I'm confused by one thing

lct states that if you have two series, $a_n$ and $b_n$ if taking the limit of two (where $bn$ is the decent comparison where it's positive for all n meaning it's limit doesn't equal 0) then both series behave the same way, ie both converge or diverge.

If $L = 0$ (which you can only have if $a_n$'s limit is 0 as the limit of $b_n$ can't be zero) and you know $b_n$ converges then $a_n$ must also converge, this I understand due to the vanishing condition, you can only get 0 if $a_n$'s limit is 0.

What is confusing me this, if $L=\infty$ and you know $b_n$ diverges, how does this imply $b_n$ also diverges? You would have an instance of an indeterminate form right where it's $\frac{\infty}{\infty}$.

Answer 1

The limit comparison states that for two series $\Sigma_n a_n$ and $\Sigma_n b_n$ with $a_n\geq 0, b_n > 0$ for all $n$ we have

$$L=\lim_{n \to \infty} \frac{a_n}{b_n}$$

1. If $0<L<\infty$ (i.e., L is a positive, finite number) then either the series $\Sigma_n a_n$ and $\Sigma_n b_n$ both converge or both diverge.
2. If $L=0$ and $\Sigma_n b_n$ converges, then $\Sigma_n a_n$ converges.
3. If $L=\infty$ and $\Sigma_n b_n$ diverges, then $\Sigma_n a_n$ diverges.
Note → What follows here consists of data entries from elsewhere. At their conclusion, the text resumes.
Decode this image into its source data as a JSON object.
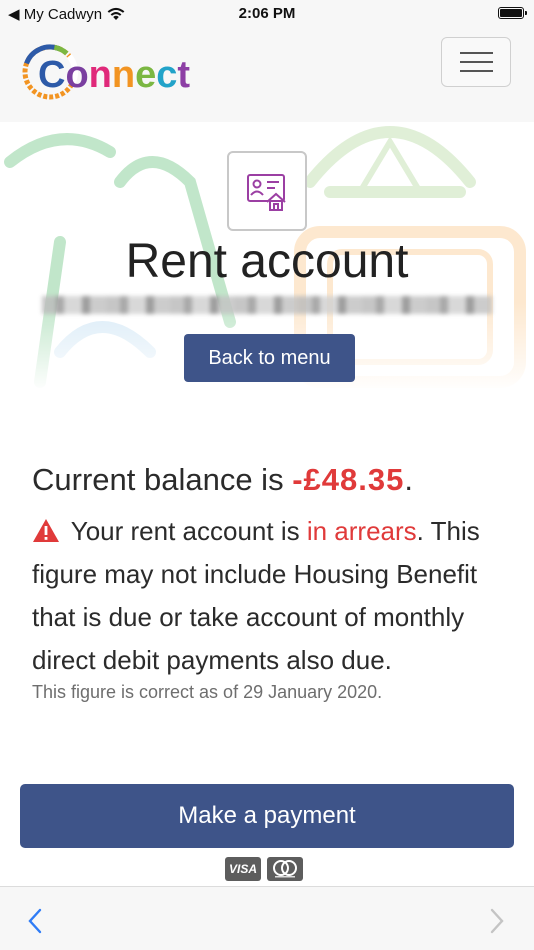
{
  "status_bar": {
    "carrier": "◀ My Cadwyn",
    "time": "2:06 PM"
  },
  "header": {
    "logo_text": "Connect",
    "logo_letter_colors": [
      "#2d5aa8",
      "#7a3fa0",
      "#e0297a",
      "#f29422",
      "#7bb742",
      "#22a3c9",
      "#8d3fa5"
    ],
    "menu_icon": "hamburger-icon"
  },
  "hero": {
    "icon": "rent-account-icon",
    "title": "Rent account",
    "back_label": "Back to menu"
  },
  "balance": {
    "prefix": "Current balance is ",
    "amount": "-£48.35",
    "suffix": ".",
    "warning_icon": "warning-icon",
    "arrears_text_before": " Your rent account is ",
    "arrears_highlight": "in arrears",
    "arrears_text_after": ". This figure may not include Housing Benefit that is due or take account of monthly direct debit payments also due.",
    "correct_as_of": "This figure is correct as of 29 January 2020."
  },
  "payment": {
    "button_label": "Make a payment",
    "visa_label": "VISA",
    "mastercard_icon": "mastercard-icon"
  },
  "colors": {
    "primary": "#3e5489",
    "alert": "#e03a3a"
  },
  "bottom_nav": {
    "back_icon": "chevron-left-icon",
    "forward_icon": "chevron-right-icon"
  }
}
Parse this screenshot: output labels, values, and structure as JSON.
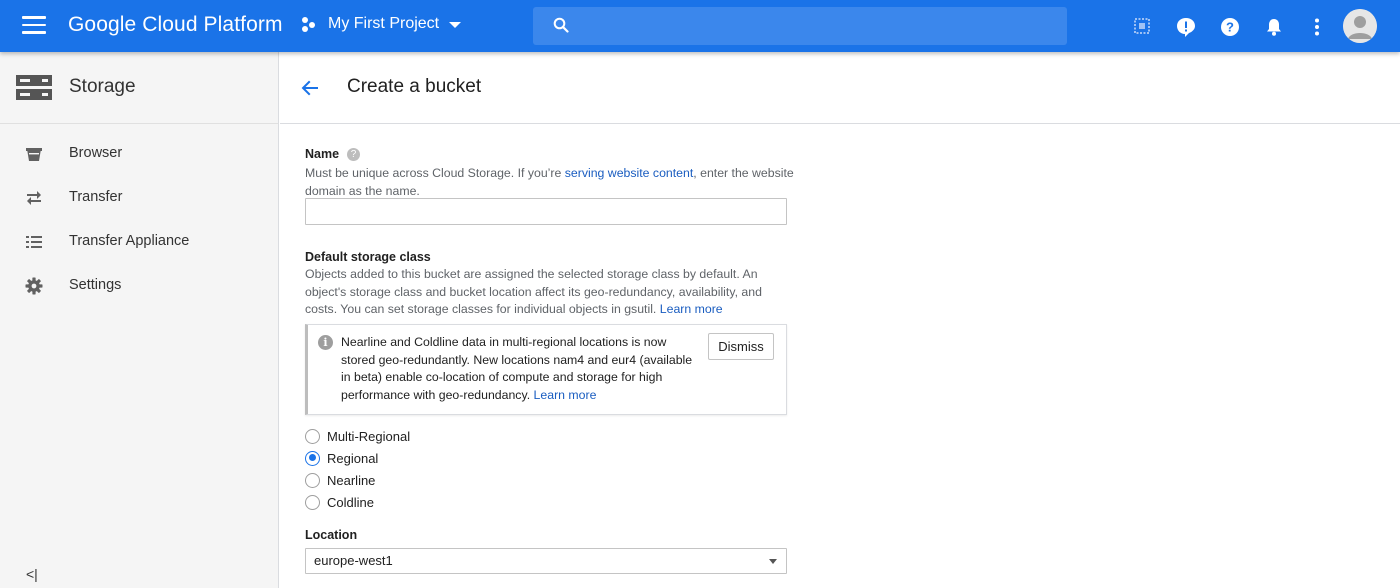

The idea is that as $L=\lim_{n \to \infty} \dfrac{a_n}{b_n}$, eventually we will have $a_n\approx Lb_n$. So if one of the series converges (or diverges) so does the other since the two are essentially scalar multiples of each other.

In the second case, if

$$\lim_{n \to \infty} \dfrac{a_n}{b_n}=L=0$$

and we know that $\Sigma_n b_n$ converges, then $\Sigma_n a_n$ must also converge since $a_n\approx Lb_n$ and $L=0$. In the third case, if

$$\lim_{n \to \infty} \dfrac{a_n}{b_n}=L=\infty$$

and we know that $\Sigma_n b_n$ diverges, then $\Sigma_n a_n$ must also diverge since $a_n\approx Lb_n$ and $L=\infty$.